Photo by Mech Mind on Unsplash

People think efficiency is an unalloyed good, something you always want to introduce.

Actually, that’s wrong. Here are some issues with efficiency, both the concept itself and how people use it.

It’s a thought-terminating cliche

Nearly all systems could become more efficient (more on what that exactly means later) in some facet. Of all the possible ways a thing could happen, almost never does it actually happen in the most efficient way possible.

So when you say “we can make it more efficient,” you’re spouting a truism, nothing more.

It’s not clear what kind people mean

Time efficiency? Monetary efficiency? Effort efficiency? All possible!
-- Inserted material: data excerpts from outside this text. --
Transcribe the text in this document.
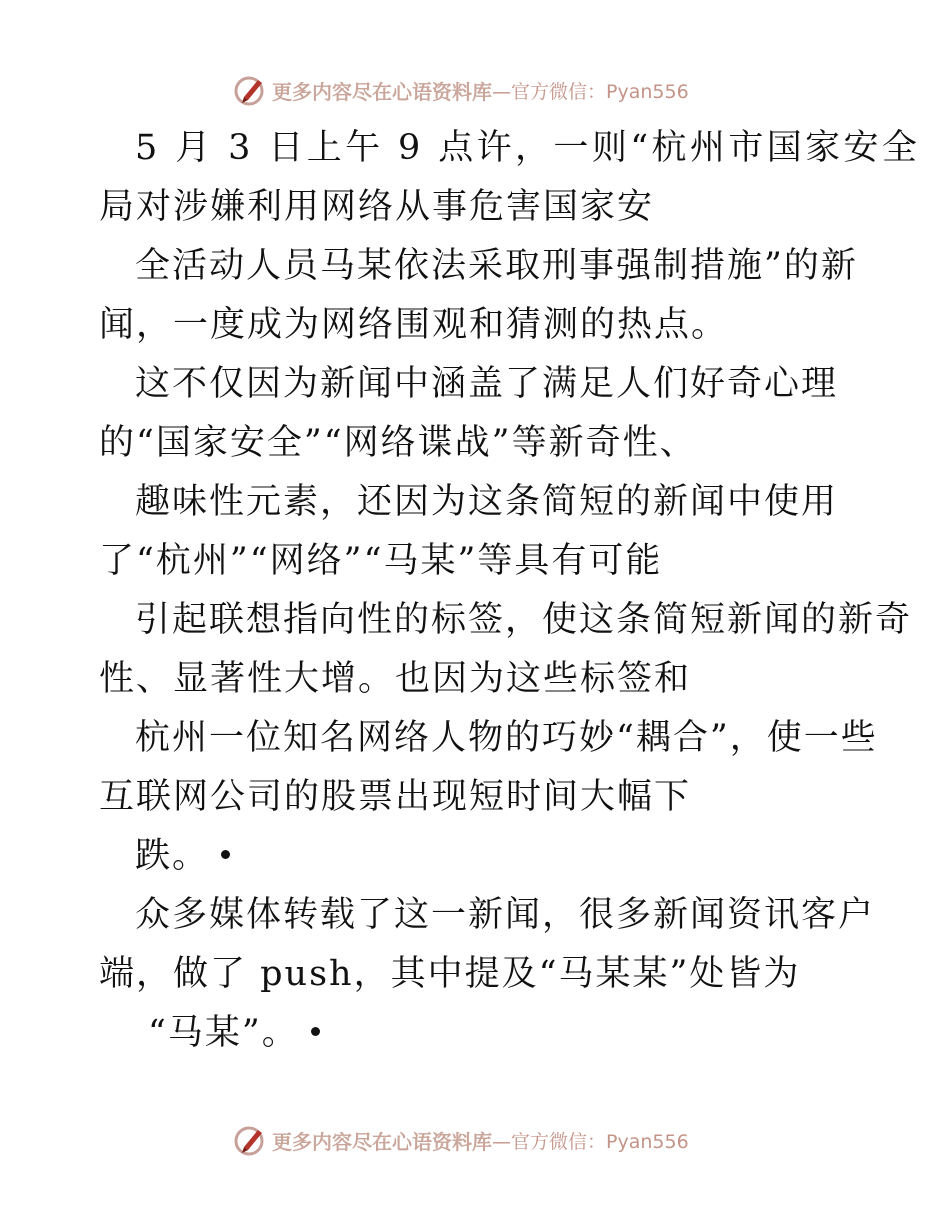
更多内容尽在心语资料库 —官方微信：Pyan556
5 月 3 日上午 9 点许，一则“杭州市国家安全
局对涉嫌利用网络从事危害国家安
全活动人员马某依法采取刑事强制措施”的新
闻，一度成为网络围观和猜测的热点。
这不仅因为新闻中涵盖了满足人们好奇心理
的“国家安全”“网络谍战”等新奇性、
趣味性元素，还因为这条简短的新闻中使用
了“杭州”“网络”“马某”等具有可能
引起联想指向性的标签，使这条简短新闻的新奇
性、显著性大增。也因为这些标签和
杭州一位知名网络人物的巧妙“耦合”，使一些
互联网公司的股票出现短时间大幅下
跌。
众多媒体转载了这一新闻，很多新闻资讯客户
端，做了 push，其中提及“马某某”处皆为
“马某”。
更多内容尽在心语资料库 —官方微信：Pyan556
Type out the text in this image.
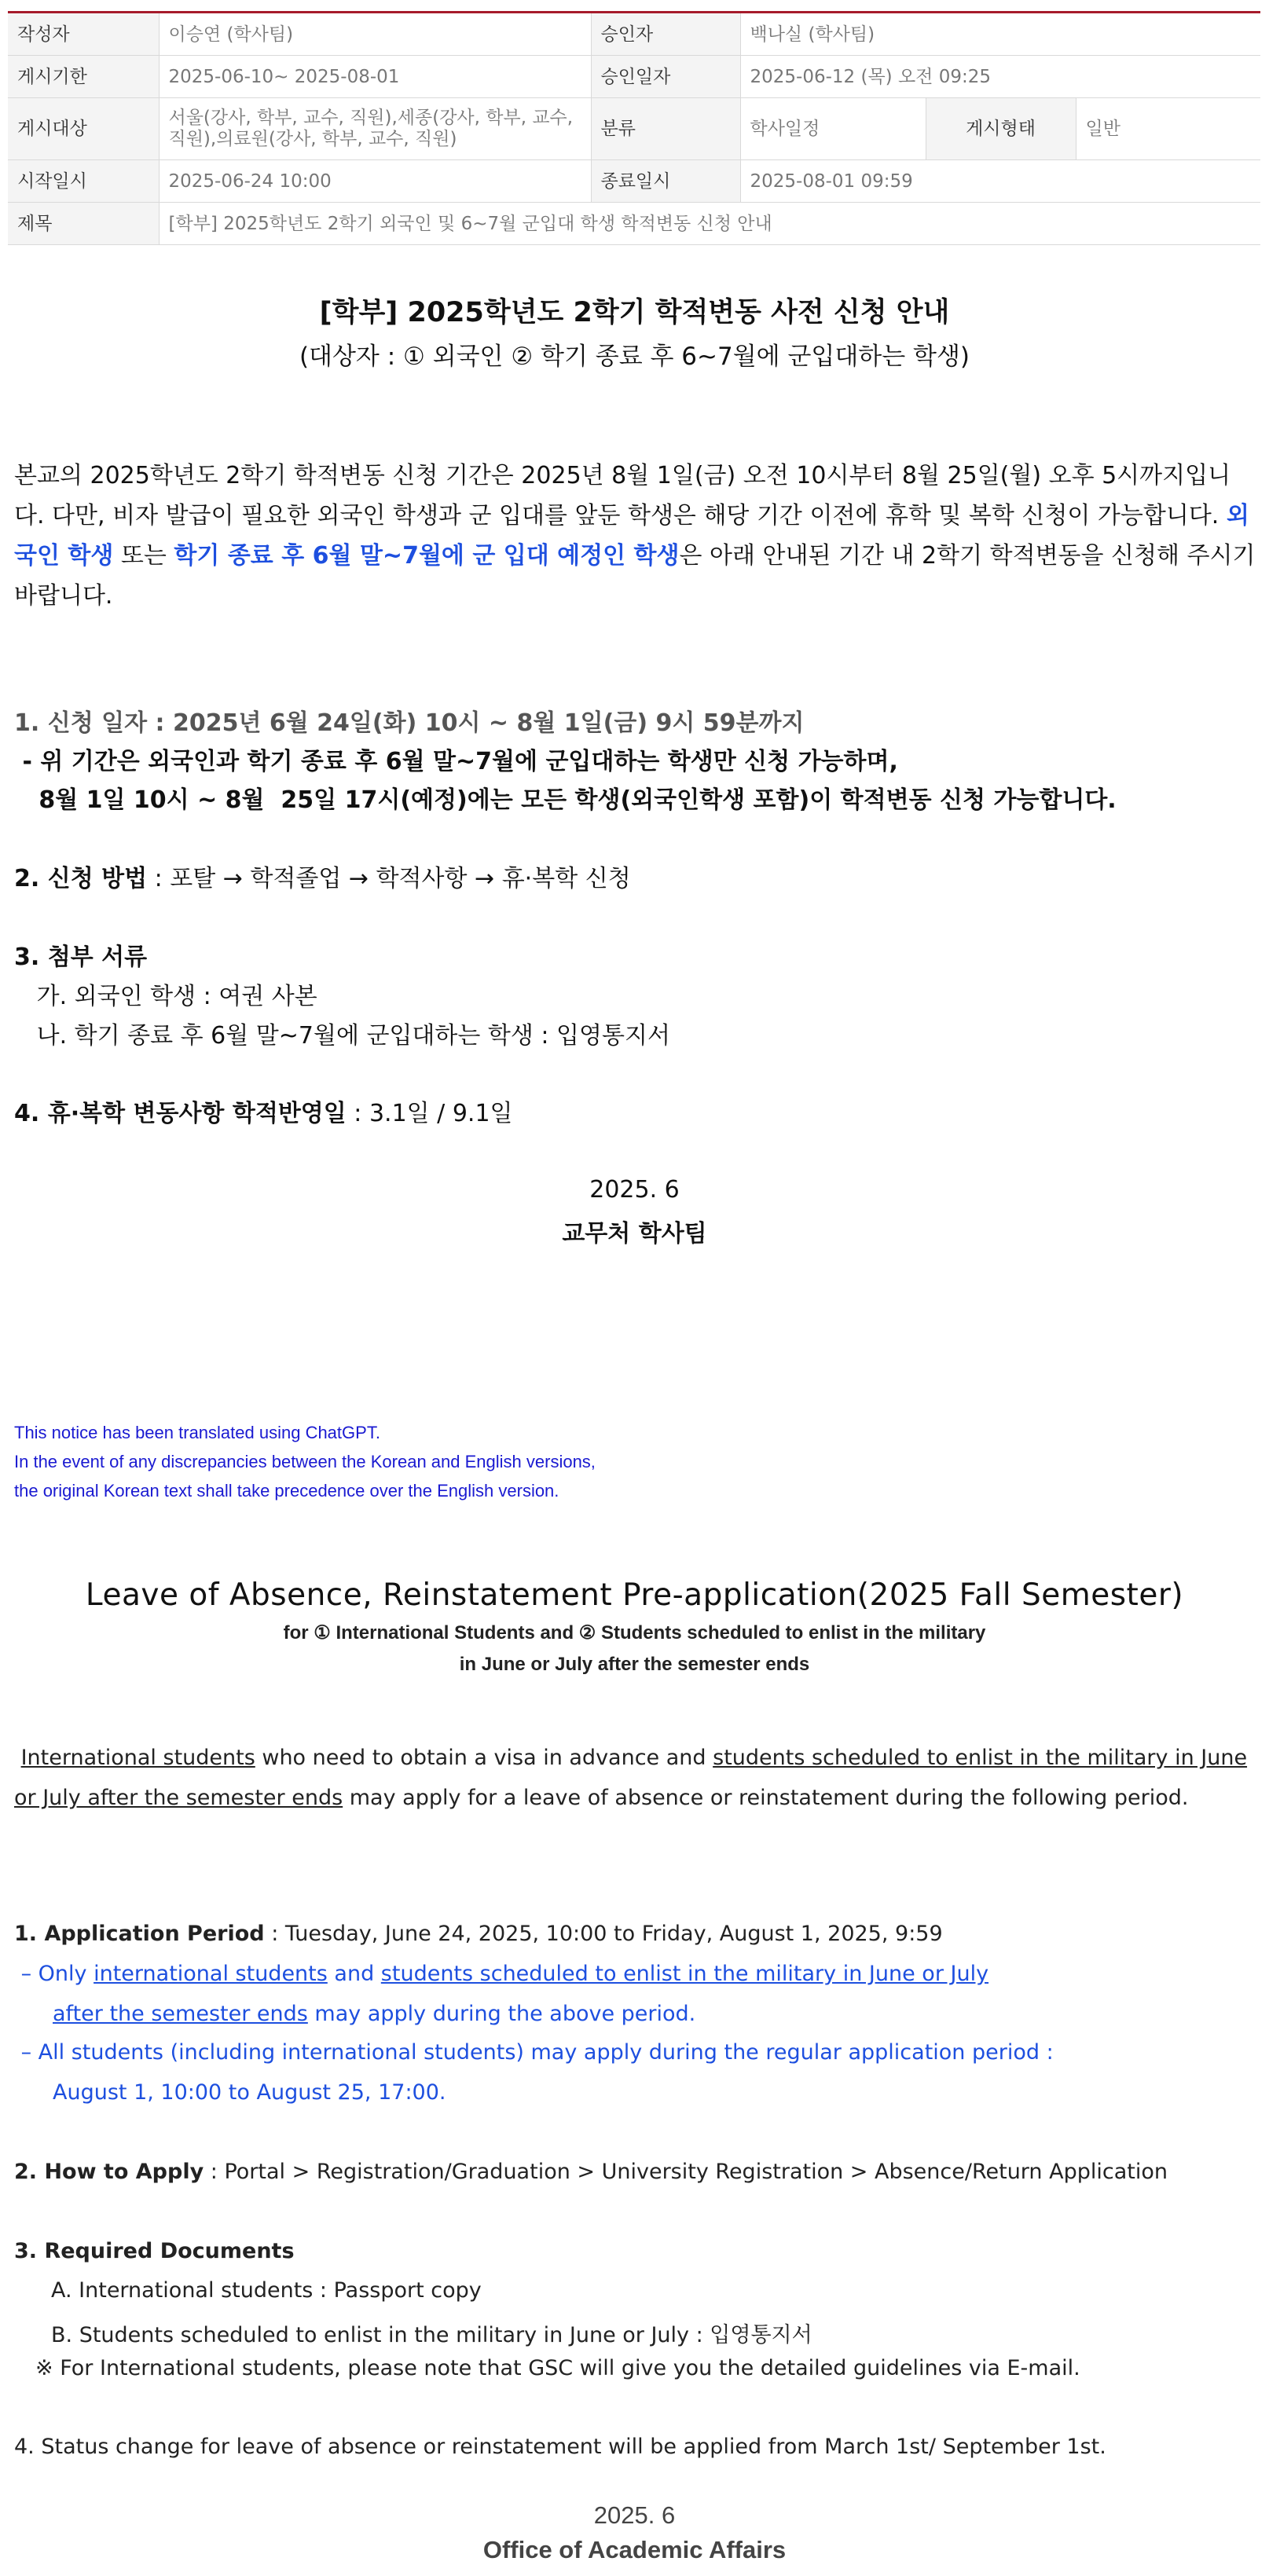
작성자	이승연 (학사팀)	승인자	백나실 (학사팀)		
게시기한	2025-06-10~ 2025-08-01	승인일자	2025-06-12 (목) 오전 09:25		
게시대상	서울(강사, 학부, 교수, 직원),세종(강사, 학부, 교수, 직원),의료원(강사, 학부, 교수, 직원)	분류	학사일정	게시형태	일반
시작일시	2025-06-24 10:00	종료일시	2025-08-01 09:59		
제목	[학부] 2025학년도 2학기 외국인 및 6~7월 군입대 학생 학적변동 신청 안내				
[학부] 2025학년도 2학기 학적변동 사전 신청 안내
(대상자 : ① 외국인 ② 학기 종료 후 6~7월에 군입대하는 학생)
본교의 2025학년도 2학기 학적변동 신청 기간은 2025년 8월 1일(금) 오전 10시부터 8월 25일(월) 오후 5시까지입니다. 다만, 비자 발급이 필요한 외국인 학생과 군 입대를 앞둔 학생은 해당 기간 이전에 휴학 및 복학 신청이 가능합니다. 외국인 학생 또는 학기 종료 후 6월 말~7월에 군 입대 예정인 학생은 아래 안내된 기간 내 2학기 학적변동을 신청해 주시기 바랍니다.
1. 신청 일자 : 2025년 6월 24일(화) 10시 ~ 8월 1일(금) 9시 59분까지
- 위 기간은 외국인과 학기 종료 후 6월 말~7월에 군입대하는 학생만 신청 가능하며,
8월 1일 10시 ~ 8월  25일 17시(예정)에는 모든 학생(외국인학생 포함)이 학적변동 신청 가능합니다.
2. 신청 방법 : 포탈 → 학적졸업 → 학적사항 → 휴·복학 신청
3. 첨부 서류
가. 외국인 학생 : 여권 사본
나. 학기 종료 후 6월 말~7월에 군입대하는 학생 : 입영통지서
4. 휴·복학 변동사항 학적반영일 : 3.1일 / 9.1일
2025. 6
교무처 학사팀
This notice has been translated using ChatGPT.
In the event of any discrepancies between the Korean and English versions,
the original Korean text shall take precedence over the English version.
Leave of Absence, Reinstatement Pre-application(2025 Fall Semester)
for ① International Students and ② Students scheduled to enlist in the military
in June or July after the semester ends
International students who need to obtain a visa in advance and students scheduled to enlist in the military in June or July after the semester ends may apply for a leave of absence or reinstatement during the following period.
1. Application Period : Tuesday, June 24, 2025, 10:00 to Friday, August 1, 2025, 9:59
– Only international students and students scheduled to enlist in the military in June or July
after the semester ends may apply during the above period.
– All students (including international students) may apply during the regular application period :
August 1, 10:00 to August 25, 17:00.
2. How to Apply : Portal > Registration/Graduation > University Registration > Absence/Return Application
3. Required Documents
A. International students : Passport copy
B. Students scheduled to enlist in the military in June or July : 입영통지서
※ For International students, please note that GSC will give you the detailed guidelines via E-mail.
4. Status change for leave of absence or reinstatement will be applied from March 1st/ September 1st.
2025. 6
Office of Academic Affairs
But nobody ever specifies, even though there are many types of efficiency and they look different.

Lack of clarity allows for lazy thinking.
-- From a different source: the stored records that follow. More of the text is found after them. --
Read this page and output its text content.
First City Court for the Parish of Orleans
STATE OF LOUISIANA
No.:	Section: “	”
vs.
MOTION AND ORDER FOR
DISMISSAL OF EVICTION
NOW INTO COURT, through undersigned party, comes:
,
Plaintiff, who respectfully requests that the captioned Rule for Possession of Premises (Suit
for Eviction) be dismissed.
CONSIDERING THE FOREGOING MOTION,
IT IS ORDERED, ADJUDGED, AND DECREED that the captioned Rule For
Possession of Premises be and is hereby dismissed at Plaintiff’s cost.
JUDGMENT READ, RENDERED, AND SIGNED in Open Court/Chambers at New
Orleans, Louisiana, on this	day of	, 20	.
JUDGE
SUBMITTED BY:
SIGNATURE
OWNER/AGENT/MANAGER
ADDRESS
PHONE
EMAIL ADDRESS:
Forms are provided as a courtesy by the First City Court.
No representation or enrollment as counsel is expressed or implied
It’s not always beneficial

Efficiency (strictly, actually defined for your particular system) in one place may result in inefficiency in another place and ultimately hurt efficiency overall.
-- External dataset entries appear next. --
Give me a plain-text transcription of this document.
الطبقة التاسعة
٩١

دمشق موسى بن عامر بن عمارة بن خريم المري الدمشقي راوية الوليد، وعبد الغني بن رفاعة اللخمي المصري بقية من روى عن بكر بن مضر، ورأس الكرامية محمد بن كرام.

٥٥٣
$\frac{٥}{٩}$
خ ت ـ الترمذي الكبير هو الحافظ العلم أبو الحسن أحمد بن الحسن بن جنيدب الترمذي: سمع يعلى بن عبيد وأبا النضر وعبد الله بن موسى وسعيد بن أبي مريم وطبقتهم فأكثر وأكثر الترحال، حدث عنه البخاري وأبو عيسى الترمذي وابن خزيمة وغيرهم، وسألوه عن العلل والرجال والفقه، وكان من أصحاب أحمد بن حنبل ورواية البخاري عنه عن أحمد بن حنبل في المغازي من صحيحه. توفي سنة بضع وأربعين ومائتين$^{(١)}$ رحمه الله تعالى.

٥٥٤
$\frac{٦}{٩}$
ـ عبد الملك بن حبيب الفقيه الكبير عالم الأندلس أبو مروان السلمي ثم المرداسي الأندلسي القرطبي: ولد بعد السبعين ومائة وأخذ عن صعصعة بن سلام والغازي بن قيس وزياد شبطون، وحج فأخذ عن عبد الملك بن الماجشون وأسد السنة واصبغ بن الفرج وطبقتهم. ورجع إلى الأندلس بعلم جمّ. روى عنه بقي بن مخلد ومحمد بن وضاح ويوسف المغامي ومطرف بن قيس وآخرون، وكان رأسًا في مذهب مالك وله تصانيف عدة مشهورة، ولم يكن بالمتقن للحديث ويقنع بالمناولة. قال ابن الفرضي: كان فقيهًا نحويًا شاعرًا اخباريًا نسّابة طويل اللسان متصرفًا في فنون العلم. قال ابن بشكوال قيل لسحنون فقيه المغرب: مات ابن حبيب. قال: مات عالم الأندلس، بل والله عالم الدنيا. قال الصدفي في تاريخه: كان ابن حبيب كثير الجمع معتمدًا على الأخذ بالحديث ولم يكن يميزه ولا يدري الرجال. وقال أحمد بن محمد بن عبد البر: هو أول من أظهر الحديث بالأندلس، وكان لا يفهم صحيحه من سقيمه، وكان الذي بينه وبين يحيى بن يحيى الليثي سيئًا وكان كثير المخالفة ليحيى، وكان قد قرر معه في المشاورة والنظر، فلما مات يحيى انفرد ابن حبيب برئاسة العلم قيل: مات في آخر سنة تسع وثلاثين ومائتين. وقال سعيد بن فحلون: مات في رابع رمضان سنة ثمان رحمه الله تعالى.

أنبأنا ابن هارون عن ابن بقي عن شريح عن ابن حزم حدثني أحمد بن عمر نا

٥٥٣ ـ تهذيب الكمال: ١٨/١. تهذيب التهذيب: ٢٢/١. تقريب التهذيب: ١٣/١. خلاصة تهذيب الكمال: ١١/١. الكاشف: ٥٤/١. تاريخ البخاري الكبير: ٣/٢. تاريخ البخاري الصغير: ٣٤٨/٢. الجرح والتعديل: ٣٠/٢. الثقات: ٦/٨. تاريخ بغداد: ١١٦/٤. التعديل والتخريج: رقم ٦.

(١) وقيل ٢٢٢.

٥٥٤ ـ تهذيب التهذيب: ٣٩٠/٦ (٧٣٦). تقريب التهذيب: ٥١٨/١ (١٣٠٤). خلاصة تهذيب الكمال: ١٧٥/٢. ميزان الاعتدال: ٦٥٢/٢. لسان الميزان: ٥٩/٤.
Readers of The Goal know that an optimal system is not just a combination of local optima: a single stage (that isn’t the bottleneck) on a factory line that now goes twice as fast just piles up unfinished parts, tying up working capital for no benefit and likely costing a lot to implement (new equipment, retraining).

It’s often a dead end

There are few $20 bills laying on the ground. If you could really make a thing more efficient, why hasn’t anyone else done it already? (This is not a rhetorical question! There are good answers. New technology in particular can actually make things more efficient.)

Chesterton’s Fence. If you change something without understanding why it was like that in the first place, you may find out the hard way.

Many solutions are actually tradeoffs. Time efficiency may hurt quality. Monetary efficiency may hurt speed. It’s rare to be far off the production-possibility frontier.

It’s fragile

Efficient = brittle

Inefficient = flexible

The human body has two kidneys, making it more flexible and robust. Engineers make airplane parts, bridges, etc with a “factor of safety” to withstand multiple times the expected stress, which entails more material and thus hurts efficiency (monetary and energy).

Not everything is or needs to be flexible! The point is the efficiency-flexibility tradeoff, which is usually invisible and not considered until circumstances change and the efficient thing breaks.